The KMP algorithm, proposed by Donald Knuth, Vaughan Pratt, and James H. Morris in 1977, is used to efficiently search a pattern string in a text string. The core idea of the KMP algorithm is to use part of the information that has been matched to avoid re-matching from scratch, thereby improving the matching efficiency.
\n#
The core concept of the KMP algorithm.
The core of the KMP algorithm is to build a "partial matching table" (also known as a "prefix table" or "failure function ").

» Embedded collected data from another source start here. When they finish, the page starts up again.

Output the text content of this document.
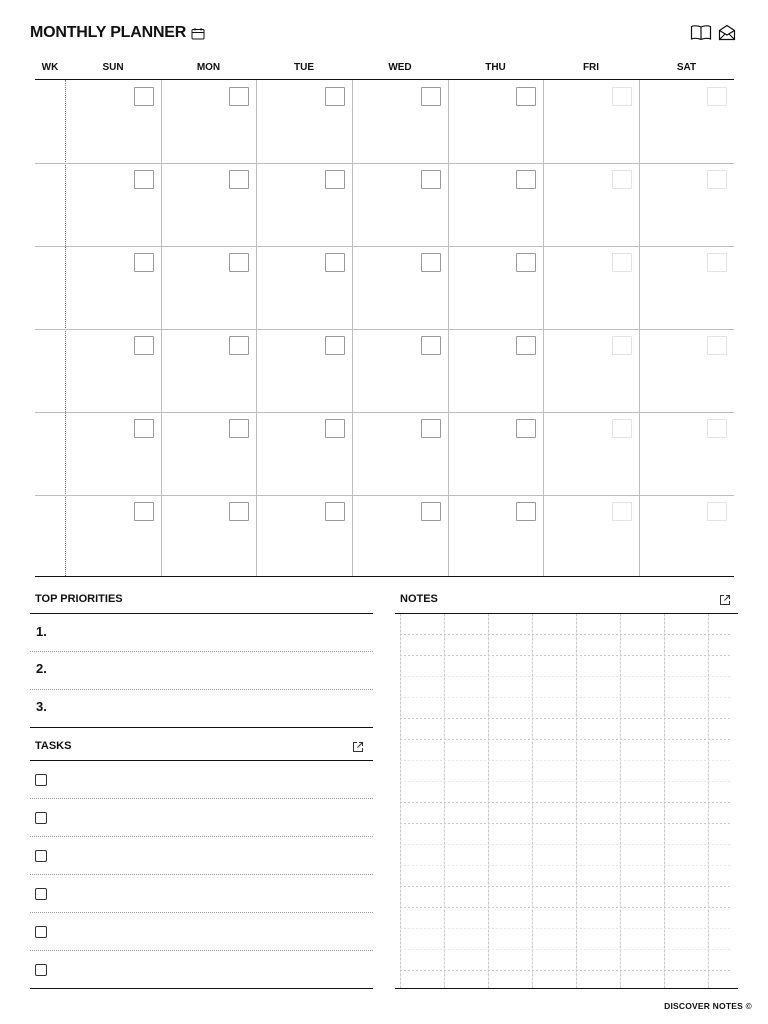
MONTHLY PLANNER
WK	SUN	MON	TUE	WED	THU	FRI	SAT
TOP PRIORITIES
1.
2.
3.
TASKS
NOTES
DISCOVER NOTES ©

This table records the longest common prefix length of the substring before each position in the schema string.
Specifically, for pattern strings P
, define π[i]
For substring P[0...i]
The length of the longest common prefix.
For example, for pattern strings "ababab"

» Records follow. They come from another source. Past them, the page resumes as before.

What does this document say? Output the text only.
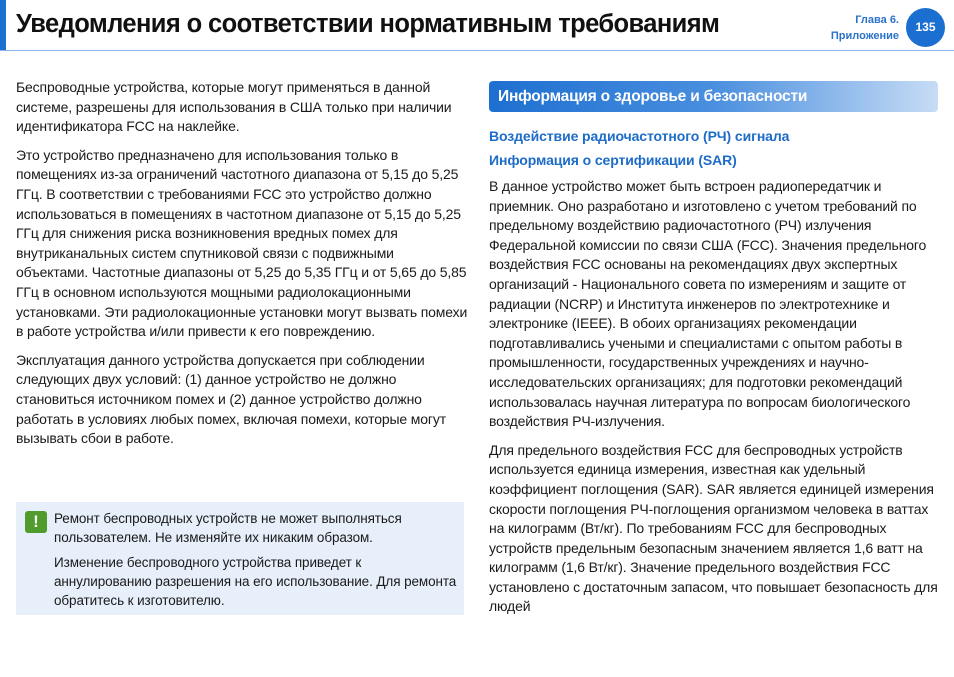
Уведомления о соответствии нормативным требованиям	Глава 6.
Приложение
135

Беспроводные устройства, которые могут применяться в данной системе, разрешены для использования в США только при наличии идентификатора FCC на наклейке.

Это устройство предназначено для использования только в помещениях из-за ограничений частотного диапазона от 5,15 до 5,25 ГГц. В соответствии с требованиями FCC это устройство должно использоваться в помещениях в частотном диапазоне от 5,15 до 5,25 ГГц для снижения риска возникновения вредных помех для внутриканальных систем спутниковой связи с подвижными объектами. Частотные диапазоны от 5,25 до 5,35 ГГц и от 5,65 до 5,85 ГГц в основном используются мощными радиолокационными установками. Эти радиолокационные установки могут вызвать помехи в работе устройства и/или привести к его повреждению.

Эксплуатация данного устройства допускается при соблюдении следующих двух условий: (1) данное устройство не должно становиться источником помех и (2) данное устройство должно работать в условиях любых помех, включая помехи, которые могут вызывать сбои в работе.

!	Ремонт беспроводных устройств не может выполняться пользователем. Не изменяйте их никаким образом.

Изменение беспроводного устройства приведет к аннулированию разрешения на его использование. Для ремонта обратитесь к изготовителю.

Информация о здоровье и безопасности
Воздействие радиочастотного (РЧ) сигнала
Информация о сертификации (SAR)

В данное устройство может быть встроен радиопередатчик и приемник. Оно разработано и изготовлено с учетом требований по предельному воздействию радиочастотного (РЧ) излучения Федеральной комиссии по связи США (FCC). Значения предельного воздействия FCC основаны на рекомендациях двух экспертных организаций - Национального совета по измерениям и защите от радиации (NCRP) и Института инженеров по электротехнике и электронике (IEEE). В обоих организациях рекомендации подготавливались учеными и специалистами с опытом работы в промышленности, государственных учреждениях и научно-исследовательских организациях; для подготовки рекомендаций использовалась научная литература по вопросам биологического воздействия РЧ-излучения.

Для предельного воздействия FCC для беспроводных устройств используется единица измерения, известная как удельный коэффициент поглощения (SAR). SAR является единицей измерения скорости поглощения РЧ-поглощения организмом человека в ваттах на килограмм (Вт/кг). По требованиям FCC для беспроводных устройств предельным безопасным значением является 1,6 ватт на килограмм (1,6 Вт/кг). Значение предельного воздействия FCC установлено с достаточным запасом, что повышает безопасность для людей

, whose partial matching table is as follows:
P: a b a b a b
π: 0 0 1 2 3 4
Explanation: \n-π[0] = 0
: A single character has no prefix and suffix. \n-π[1] = 0
: Substring "ab"
No prefix and suffix.
\n-π[2] = 1
: Substring "aba"
The longest common prefix of is "a"
。
\n-π[3] = 2
: Substring "abab"
The longest common prefix of is "ab"
。
\n-π[4] = 3
: Substring "abab"
The longest common prefix of is "aba"
。
\n-π[5] = 4
: Substring "ababab"
The longest common prefix of is "abab"
。
\n#
KMP algorithm steps.
1. # Build partial matching table #: first according to the pattern string P
Build a partial match table π
。
2. # to match #: use partial match table for text T
And mode P
Match.
\n#
Build a partial match table.
The construction process of the partial matching table is as follows:
def compute_prefix_table(pattern):
m = len(pattern)
pi = [0] * m
j = 0 # length of the previous longest prefix suffix
for i in range(1, m):
while j > 0 and pattern[i] != pattern[j]:
j = pi[j - 1]
if pattern[i] == pattern[j]:
j += 1
pi[i] = j
return pi
\n#To match.
With a partial match table, we can use it for text T
And mode P
Match:
def kmp_search(text, pattern):
n = len(text)
m = len(pattern)
pi = compute_prefix_table(pattern)
j = 0 # index for pattern
i = 0 # index for text
matches = []
while i < n:
if pattern[j] == text[i]:
i += 1
j += 1
if j == m:
matches.append(i - j)
j = pi[j - 1]
elif i < n and pattern[j] != text[i]:
if j != 0:
j = pi[j - 1]
else:
i += 1
return matches
\n#Sample code and explanation.
Suppose we have a text string T = "ababcabcabababd"
And a pattern string P = "ababd"
, we want to find where all patterns appear in the text. The following is the complete code implementation and explanation:
# 构建部分匹配表
def compute_prefix_table(pattern):
m = len(pattern)
pi = [0] * m
j = 0 # length of the previous longest prefix suffix
for i in range(1, m):
while j > 0 and pattern[i] != pattern[j]:
j = pi[j - 1]
if pattern[i] == pattern[j]:
j += 1
pi[i] = j
return pi
# KMP搜索算法
def kmp_search(text, pattern):
n = len(text)
m = len(pattern)
pi = compute_prefix_table(pattern)
j = 0 # index for pattern
i = 0 # index for text
matches = []
while i < n:
if pattern[j] == text[i]:
i += 1
j += 1
if j == m:
matches.append(i - j)
j = pi[j - 1]
elif i < n and pattern[j] != text[i]:
if j != 0:
j = pi[j - 1]
else:
i += 1
return matches
# 主程序
if __name__ == "__main__":
text = "ababcabcabababd"
pattern = "ababd"
matches = kmp_search(text, pattern)
print(f"Pattern '{pattern}' found at positions: {matches}")
# Run result #:
Pattern 'ababd' found at positions: [8]
\n#Summarize.
The KMP algorithm avoids repeated matching by constructing a partial matching table, thereby greatly improving the efficiency of string matching. In practical application scenarios, such as search engines, text editors, etc., KMP algorithms can play an important role.
I hope this article can help you understand the principle of KMP algorithm and its implementation process, so that you can flexibly apply this efficient string matching algorithm in actual projects.